I've been around guns too long to be stupid enough to throw one across the room, but I felt like it. "I'll tell you what you've thought over," I said, laying the gun down carefully, because I wanted so bad to slam it into the floor. "You've thought that once you get gone Pop will leave again and I'll be on my own and I can't handle it. Well, I can. But even if I couldn't, Mason, dammit, you've tried to be my father long enough. You don't go to college because of me, and in two years you'd hate my guts."
Mason tried to go on with his calm, rational pretense, then gave up, the desperation showing plainly on his face. "I don't know what to do. I can't go. I can't stay. Sometimes I feel like I really am going to go nuts."
I knew how that felt. I knew exactly how it felt. Late at night, laying awake, rehashing everything until my mind was whirling around like a squirrel in a cage, I thought I was going to die or go crazy. But then, in the morning, I'd still be alive, and sometimes the pain seemed a fraction less.
"I don't know what to do. Sometimes I think nothing is ever going to get worked out."
"Maybe sometimes things don't work out. I know I'll never figure out the 'why' of a lot of stuff that's happened. Mace, you never read Smokey the Cowhorse, did you?"
Mason was leaning back against the kitchen sink. Now he glanced over at me and grinned briefly. "No."
"Well, ol' Smokey, he had some bad things happen to him, had the heart knocked clean out of him. But he hung on and he came out of it okay. I've been bashed up pretty good, Mason, but I'm going to make it."

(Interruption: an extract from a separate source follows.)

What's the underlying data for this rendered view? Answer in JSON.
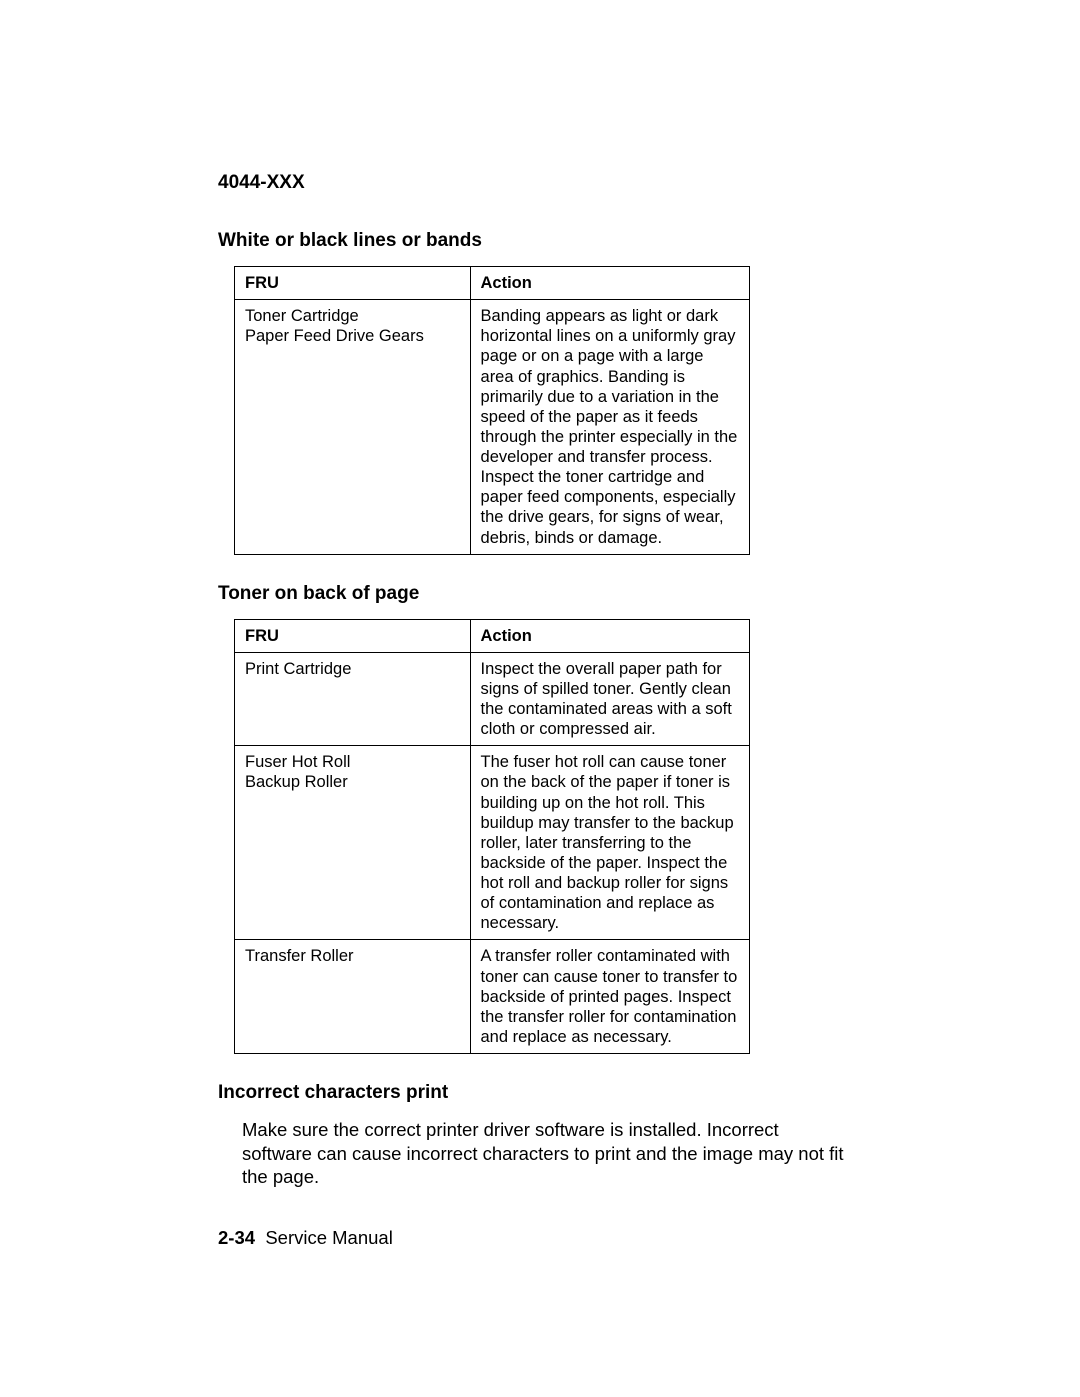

"You know," Mason said slowly, "I always thought--if you found out, if you knew Pop wasn't ever going to change, that he didn't care, I thought you'd--remember that hitchhiker? You said you thought something bad had happened to him. He hated everything and everybody. I thought that's what finding out would do to you. I couldn't stand that, Tex. Pop used to drive me crazy, he treated us so different, I was sure you'd start wondering why, the same as I did. I didn't see how you could help hating everybody, if you found out. Especially me."
I remembered that day, in the office. Mason's face. The look on Mason's face before I turned and ran out. I remembered what Jamie had said, that love doesn't solve anything. Maybe. But it helps. "I don't hate you, Mace," I said.
He nodded, and all at once I realized he was crying, not making any noise, but crying.
"I know," he said, clearing his throat huskily. "At the hospital, before you went into surgery, you kept saying you had something to tell me, and when the doctors let me see you for a minute, you kept saying 'I don't hate you, Mason. I don't hate you.' "
He fell silent. Love ought to be a real simple thing. Animals don't complicate it, but with humans it gets so mixed up it's hard to know what you feel, much less how to say it. After a minute the best I could do was: "Tell you what--when you go to college, when you go out to the airport, I get to drive, okay?"
There are people who go places and people who stay...
"Okay," Mason said. He turned around and washed a couple of dishes. Then he said, "You need somebody to go hunting with tomorrow?"
He looked at me. And absentmindedly added, "Geez, Tex, you're getting that gook all over the table."
I started laughing. In a minute a slow grin started across Mason's face.
"Maybe we can go fishing instead," I said. Mason said okay, so we're going in the morning.